A POLL by Helsingin Sanomat reveals the Finns Party has widened its advantage over the Social Democratic Party.
Popular support for the opposition party, the poll found, has crept up by 0.1 points to 21.6 per cent, while that for the largest of the five ruling parties has fallen by 0.8 points to 19.7 per cent – the first sub-20-per-cent reading since March 2020.
Although the 2,462 poll respondents were asked to disclose their party of choice in the parliamentary elections, the results also provide some indication of the political mood ahead of the municipal elections scheduled for 13 June.
Helsingin Sanomat on Friday wrote that the results certainly bode well for the Finns Party. Its support has not stayed over the 21-per-cent mark throughout the first few months of the year, a level that would signal a four-point increase from its vote share in the latest parliamentary elections and 13-point increase from its share in the latest municipal elections. Its supporters, additionally, are currently more sure about their choice than those of other parties.
It appears that the opposition party has managed to recoup the losses it registered in the first few months of the coronavirus epidemic, when the public expressed its nearly unanimous support for the government effort to manage the epidemic, as the political landscape has moved close to normal.
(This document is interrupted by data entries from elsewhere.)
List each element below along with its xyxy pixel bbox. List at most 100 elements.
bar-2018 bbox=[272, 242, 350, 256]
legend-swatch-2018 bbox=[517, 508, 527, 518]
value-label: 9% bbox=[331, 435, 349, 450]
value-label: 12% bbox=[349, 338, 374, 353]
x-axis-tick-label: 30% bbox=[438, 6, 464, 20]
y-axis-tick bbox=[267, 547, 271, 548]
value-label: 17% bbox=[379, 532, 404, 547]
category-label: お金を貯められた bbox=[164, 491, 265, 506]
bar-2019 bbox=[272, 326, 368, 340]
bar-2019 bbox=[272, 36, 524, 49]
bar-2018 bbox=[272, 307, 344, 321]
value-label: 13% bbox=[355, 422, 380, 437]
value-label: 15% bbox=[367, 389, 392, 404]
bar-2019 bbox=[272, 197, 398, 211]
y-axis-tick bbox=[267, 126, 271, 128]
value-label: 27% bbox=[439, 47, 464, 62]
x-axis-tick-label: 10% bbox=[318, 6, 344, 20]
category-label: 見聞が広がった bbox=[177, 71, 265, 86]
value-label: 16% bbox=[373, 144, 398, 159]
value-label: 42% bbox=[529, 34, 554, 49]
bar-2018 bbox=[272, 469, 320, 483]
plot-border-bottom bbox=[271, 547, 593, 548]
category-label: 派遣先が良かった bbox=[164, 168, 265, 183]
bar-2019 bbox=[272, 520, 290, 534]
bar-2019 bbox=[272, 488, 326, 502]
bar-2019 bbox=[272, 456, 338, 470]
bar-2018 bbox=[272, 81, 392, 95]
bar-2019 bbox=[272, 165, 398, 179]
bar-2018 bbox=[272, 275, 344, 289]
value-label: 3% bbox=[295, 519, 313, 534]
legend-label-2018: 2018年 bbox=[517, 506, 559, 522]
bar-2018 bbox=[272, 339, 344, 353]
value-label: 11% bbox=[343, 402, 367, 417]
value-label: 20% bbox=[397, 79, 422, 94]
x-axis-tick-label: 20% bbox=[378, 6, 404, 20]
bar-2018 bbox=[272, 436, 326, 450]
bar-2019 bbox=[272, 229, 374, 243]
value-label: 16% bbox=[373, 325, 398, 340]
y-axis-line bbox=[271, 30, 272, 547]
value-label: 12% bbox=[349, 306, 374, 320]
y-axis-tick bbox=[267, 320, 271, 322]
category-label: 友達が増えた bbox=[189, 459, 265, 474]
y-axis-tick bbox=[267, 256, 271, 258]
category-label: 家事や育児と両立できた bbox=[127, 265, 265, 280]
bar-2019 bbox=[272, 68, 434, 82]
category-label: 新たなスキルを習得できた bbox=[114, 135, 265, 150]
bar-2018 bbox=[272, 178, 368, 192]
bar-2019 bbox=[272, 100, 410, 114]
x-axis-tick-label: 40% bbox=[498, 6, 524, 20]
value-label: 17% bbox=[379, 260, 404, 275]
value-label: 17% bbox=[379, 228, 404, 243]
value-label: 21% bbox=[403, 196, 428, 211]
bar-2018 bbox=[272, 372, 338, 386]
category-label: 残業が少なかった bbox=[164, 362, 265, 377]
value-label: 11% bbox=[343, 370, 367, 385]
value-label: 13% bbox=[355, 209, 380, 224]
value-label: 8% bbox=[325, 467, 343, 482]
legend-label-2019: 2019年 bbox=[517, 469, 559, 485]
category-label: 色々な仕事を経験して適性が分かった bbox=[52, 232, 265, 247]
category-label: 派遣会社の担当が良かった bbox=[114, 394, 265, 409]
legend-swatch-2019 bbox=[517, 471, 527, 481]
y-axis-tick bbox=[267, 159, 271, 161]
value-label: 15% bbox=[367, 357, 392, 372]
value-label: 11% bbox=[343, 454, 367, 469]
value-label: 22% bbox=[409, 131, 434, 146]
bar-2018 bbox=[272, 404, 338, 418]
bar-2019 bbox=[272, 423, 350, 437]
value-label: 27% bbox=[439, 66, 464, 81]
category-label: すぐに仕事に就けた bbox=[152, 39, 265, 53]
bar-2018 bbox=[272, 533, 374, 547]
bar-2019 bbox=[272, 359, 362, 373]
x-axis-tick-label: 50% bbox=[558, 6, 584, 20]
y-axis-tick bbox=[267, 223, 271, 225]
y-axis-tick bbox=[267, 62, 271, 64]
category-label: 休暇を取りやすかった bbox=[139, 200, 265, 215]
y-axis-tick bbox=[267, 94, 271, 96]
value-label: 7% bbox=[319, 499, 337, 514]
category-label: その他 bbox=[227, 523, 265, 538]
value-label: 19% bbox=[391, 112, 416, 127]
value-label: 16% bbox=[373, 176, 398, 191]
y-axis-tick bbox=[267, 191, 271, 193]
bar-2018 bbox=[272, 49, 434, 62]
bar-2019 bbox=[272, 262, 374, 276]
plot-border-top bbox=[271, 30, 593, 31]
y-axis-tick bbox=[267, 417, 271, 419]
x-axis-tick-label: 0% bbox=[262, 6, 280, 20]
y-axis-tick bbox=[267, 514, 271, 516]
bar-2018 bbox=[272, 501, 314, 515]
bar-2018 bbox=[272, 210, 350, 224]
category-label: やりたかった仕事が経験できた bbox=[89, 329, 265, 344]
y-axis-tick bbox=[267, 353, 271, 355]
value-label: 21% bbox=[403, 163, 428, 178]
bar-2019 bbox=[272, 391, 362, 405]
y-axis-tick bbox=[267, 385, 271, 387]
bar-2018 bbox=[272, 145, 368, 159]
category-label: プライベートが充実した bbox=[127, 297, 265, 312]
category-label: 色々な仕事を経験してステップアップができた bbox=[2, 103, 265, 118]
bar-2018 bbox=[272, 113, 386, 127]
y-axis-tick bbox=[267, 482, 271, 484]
The Finns Party may have also benefited from its campaign to frame the municipal elections as a vote on the government’s future rather than local policy issues, according to Markku Jokisipilä, the director of the Centre for Parliamentary Studies at the University of Turku.
“If the Finns Party succeeds in this kind of framing […], it may boost its potential further,” he said to Helsingin Sanomat.
Another major observation is that the personal popularity of Prime Minister Sanna Marin (SDP) is no longer inflating the popularity of the Social Democrats.
“You could view that they’ve eaten the capital that was brought by the new face and the relatively widespread public satisfaction with the government’s measures against the coronavirus,” said Jokisipilä.
The National Coalition saw its popularity creep up by 0.2 points to 16.2 per cent, cementing its status as the third most popular party in Finland. The Centre fell from 11.8 to 11.4 per cent, while the Greens and Left Alliance recorded recorded gains of 0.2 and 0.5 points to 10.0 and 7.8 per cent, respectively.
Both the Swedish People’s Party and Movement Now saw their popularity erode by 0.1 points to 4.3 and 2.5 per cent, respectively. The Christian Democrats, in turn, registered an increase of 0.1 points to 3.8 per cent.
The poll was conducted between 15 March and 9 April by Kantar TNS.